„Mit Material von dpa“

Silvesternacht Der Journalismus sollte sich an seine Kardinaltugenden erinnern. Über Köln II und das Versagen der Massenmedien
Ausgabe 01/2017
In diesem Jahr steht vor allem das Verhalten der Polizei zur Diskussion
In diesem Jahr steht vor allem das Verhalten der Polizei zur Diskussion

Foto: Maja Hitji/Getty Images

Die Ereignisse der Kölner Silvesternacht geben auch in ihrer zweiten Auflage zu denken. Für das Ergebnis muss man dankbar sein, aber auch dieses Jahr gibt es Kritik: Das Vorgehen der Polizei sei racial profiling gewesen, die Polizei habe anreisende junge Männer nordafrikanischer Herkunft aussortiert und anders behandelt als andere. Die Polizei hingegen spricht von Gefährdergruppen, die erkennbar gewaltbereit gewesen seien. Der Vorwurf, eine Diskriminierung allein aufgrund der Herkunft, ist trotz des im Verhältnis zu sonstigen polizeilichen Standardmaßnahmen eher geringen Eingriffsniveaus schwer: Wenn es nicht nur Einlasskontrollen gab, sondern auch Festsetzungen, handelt es sich um Freiheitsberaubungen unter Verstoß gegen den Gleichheitsgrundsatz nach Artikel 3 GG. Was also genau war den Personen vorzuwerfen, die aussahen wie solche aus Nordafrika?

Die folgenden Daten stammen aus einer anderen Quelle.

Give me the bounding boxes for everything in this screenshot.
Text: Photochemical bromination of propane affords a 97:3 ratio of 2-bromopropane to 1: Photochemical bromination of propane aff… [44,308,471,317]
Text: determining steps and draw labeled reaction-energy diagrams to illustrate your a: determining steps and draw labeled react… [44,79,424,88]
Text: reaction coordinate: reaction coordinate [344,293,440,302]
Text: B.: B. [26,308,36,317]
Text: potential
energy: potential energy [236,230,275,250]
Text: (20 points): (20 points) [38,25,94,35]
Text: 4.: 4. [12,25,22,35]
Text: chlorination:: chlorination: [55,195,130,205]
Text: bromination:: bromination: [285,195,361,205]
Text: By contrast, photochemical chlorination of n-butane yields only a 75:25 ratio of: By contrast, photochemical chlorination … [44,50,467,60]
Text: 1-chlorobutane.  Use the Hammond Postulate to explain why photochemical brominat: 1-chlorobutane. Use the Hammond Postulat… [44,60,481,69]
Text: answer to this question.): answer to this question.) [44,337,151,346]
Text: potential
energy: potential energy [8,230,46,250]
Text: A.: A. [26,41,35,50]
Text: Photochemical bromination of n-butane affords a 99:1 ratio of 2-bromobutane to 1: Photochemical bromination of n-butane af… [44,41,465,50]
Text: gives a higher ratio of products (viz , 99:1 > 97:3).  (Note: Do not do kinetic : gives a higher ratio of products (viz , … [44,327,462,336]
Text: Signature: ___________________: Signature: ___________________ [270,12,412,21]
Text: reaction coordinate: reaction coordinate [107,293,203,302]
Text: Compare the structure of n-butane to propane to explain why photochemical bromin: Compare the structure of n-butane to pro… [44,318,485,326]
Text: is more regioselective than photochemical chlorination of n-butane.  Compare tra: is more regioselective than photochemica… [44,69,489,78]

Bürger, die dieser Sache auf den Grund gehen wollen, sind auf Massenmedien angewiesen. Doch was diese verbreiten, gibt kein stimmiges Bild: Von Einlasskontrollen, Platzverweisungen, Festsetzungen, Einkesselungen ist die Rede. Angetrunken seien die Nordafrikaner gewesen, sagt ein Kommentator, andere sahen „Gewaltbereitschaft“ (eine Verhaltensprognose, kein Faktum), Dritte wollen außer Äußerlichkeiten nichts gesehen haben. Fotos zeigen auch andere Personen eingekesselt. Es bleibt im Vagen, wo und wie sich Gruppen zuvor in sozialen Netzwerken verabredet haben sollen. War das Auswahlkriterium also Hautfarbe oder Ethnie oder geografische Herkunft oder nur eines oder beides nebst Geschlecht und Alter? Oder kamen zu diesen eher statischen Eigenschaften auch Verhaltensmerkmale in der konkreten Situation hinzu? Offenkundig gelangen wir an Erkenntnisgrenzen, denn wir müssen – nicht anders als die Polizei – eine Verhaltensprognose machen, für die wir keine belastbare Grundlage haben.

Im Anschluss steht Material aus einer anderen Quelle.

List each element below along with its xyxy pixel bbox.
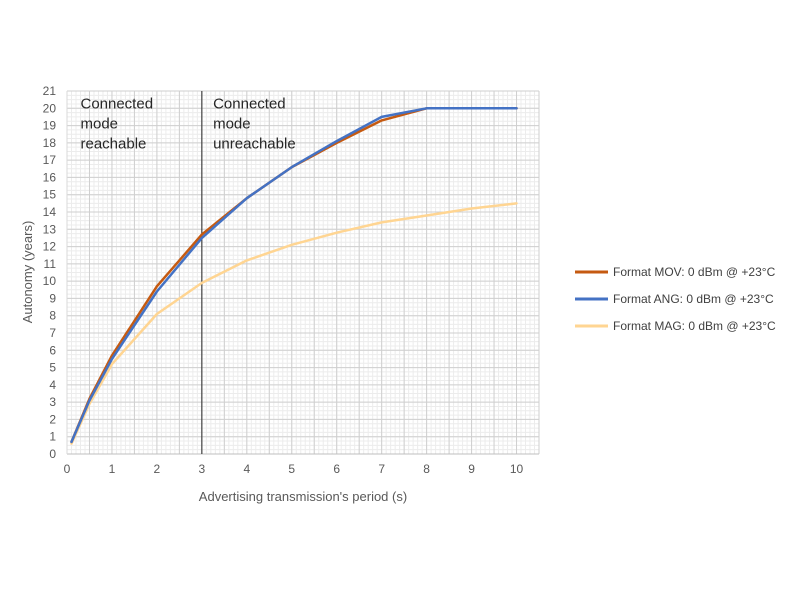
annotation-0-line: mode (80, 115, 118, 132)
y-tick-label: 18 (43, 136, 57, 150)
y-tick-label: 11 (44, 257, 57, 271)
y-tick-label: 21 (43, 84, 57, 98)
x-tick-labels: 0 1 2 3 4 5 6 7 8 9 10 (64, 462, 524, 476)
annotation-1-line: unreachable (213, 135, 296, 152)
y-tick-label: 14 (43, 205, 57, 219)
y-tick-label: 12 (43, 240, 57, 254)
y-tick-label: 3 (49, 395, 56, 409)
y-tick-label: 8 (49, 309, 56, 323)
annotations: Connected mode reachable Connected mode unrea… (80, 95, 295, 152)
annotation-0-line: reachable (80, 135, 146, 152)
legend-item-mov[interactable]: Format MOV: 0 dBm @ +23°C (575, 265, 776, 279)
annotation-1-line: mode (213, 115, 251, 132)
x-tick-label: 6 (333, 462, 340, 476)
minor-grid (66, 90, 540, 455)
legend-label-mov: Format MOV: 0 dBm @ +23°C (613, 265, 776, 279)
y-tick-label: 5 (49, 361, 56, 375)
y-tick-label: 15 (43, 188, 57, 202)
x-tick-label: 4 (243, 462, 250, 476)
y-tick-label: 16 (43, 170, 57, 184)
x-tick-label: 2 (154, 462, 161, 476)
legend-label-mag: Format MAG: 0 dBm @ +23°C (613, 319, 776, 333)
y-tick-label: 20 (43, 101, 57, 115)
series-line-0 (70, 107, 518, 444)
y-axis-title: Autonomy (years) (20, 221, 35, 324)
y-tick-label: 4 (49, 378, 56, 392)
y-tick-label: 10 (43, 274, 57, 288)
x-tick-label: 3 (199, 462, 206, 476)
y-tick-label: 6 (49, 343, 56, 357)
series-line-1 (70, 107, 518, 444)
x-tick-label: 0 (64, 462, 71, 476)
x-tick-label: 10 (510, 462, 524, 476)
x-tick-label: 5 (288, 462, 295, 476)
x-tick-label: 9 (468, 462, 475, 476)
y-tick-label: 13 (43, 222, 57, 236)
y-tick-label: 0 (49, 447, 56, 461)
x-axis-title: Advertising transmission's period (s) (199, 489, 407, 504)
axes (66, 91, 539, 455)
y-tick-label: 19 (43, 119, 57, 133)
annotation-0-line: Connected (80, 95, 153, 112)
x-tick-label: 8 (423, 462, 430, 476)
legend-label-ang: Format ANG: 0 dBm @ +23°C (613, 292, 774, 306)
y-tick-label: 2 (49, 412, 56, 426)
legend-item-mag[interactable]: Format MAG: 0 dBm @ +23°C (575, 319, 776, 333)
legend-item-ang[interactable]: Format ANG: 0 dBm @ +23°C (575, 292, 774, 306)
y-tick-label: 17 (43, 153, 57, 167)
x-tick-label: 1 (109, 462, 116, 476)
annotation-1-line: Connected (213, 95, 286, 112)
series-line-2 (70, 202, 518, 445)
y-tick-label: 9 (49, 291, 56, 305)
y-tick-label: 1 (49, 430, 56, 444)
legend: Format MOV: 0 dBm @ +23°C Format ANG: 0 … (575, 265, 776, 333)
x-tick-label: 7 (378, 462, 385, 476)
series-lines (70, 107, 518, 445)
y-tick-label: 7 (49, 326, 56, 340)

Unbefriedigend ist dabei, dass wir der Intuition keinen Lauf lassen dürfen, denn dass ein äußerlich gleichartiger Personenkreis im Vorjahr kriminell war, erhöht zwar die statistische Wahrscheinlichkeit von Taten, diese Ähnlichkeit ist jedoch blanke Diskriminierung von Phänotypen. Das „Es sind wieder die vom Vorjahr“ ist uns nur erlaubt, wenn es dieselben „die“ sind und nicht die einer Gruppe. Ein und dieselbe Auswahl konkreter Personen (etwa 900 junge Männer aus Nordafrika) kann also sowohl rechtmäßig als auch rechtswidrig sein, und dies hängt allein von Auswahlkriterien und Sachverhalten ab. Nur Logikern bereitet dies kein Kopfzerbrechen.

Warum aber berichten Massenmedien ganz überwiegend nur „mit Material von dpa“, und warum ist fast nichts außer Koloratur über den Abend vor Ort bekannt? Es wäre ein Leichtes gewesen, durch Nachfragen und Interviews für die Öffentlichkeit zu recherchieren, welche Geschichte die Nordafrikaner erzählen, und sich ein Bild von den Gruppen zu machen. Woher kommen sie? Waren sie schon im Vorjahr da? Wie haben sie sich verabredet? Was führt sie an den Ort? Wie wirken sie? Was ist ihre Intention? Und wie nahmen andere die Situation wahr, etwa Frauen?

Racial profiling ist abzulehnen, weil es nach äußerlichen, abstrakten Kriterien erfolgt. Gegen diese gefährliche Verallgemeinerung hilft nur die Aufklärung des Konkreten. Journalisten müssen dabei nicht zum Ermittler werden – aber präzise die Fakten sammeln, mit allen erlaubten Mitteln, bevor andere die Narrative stricken.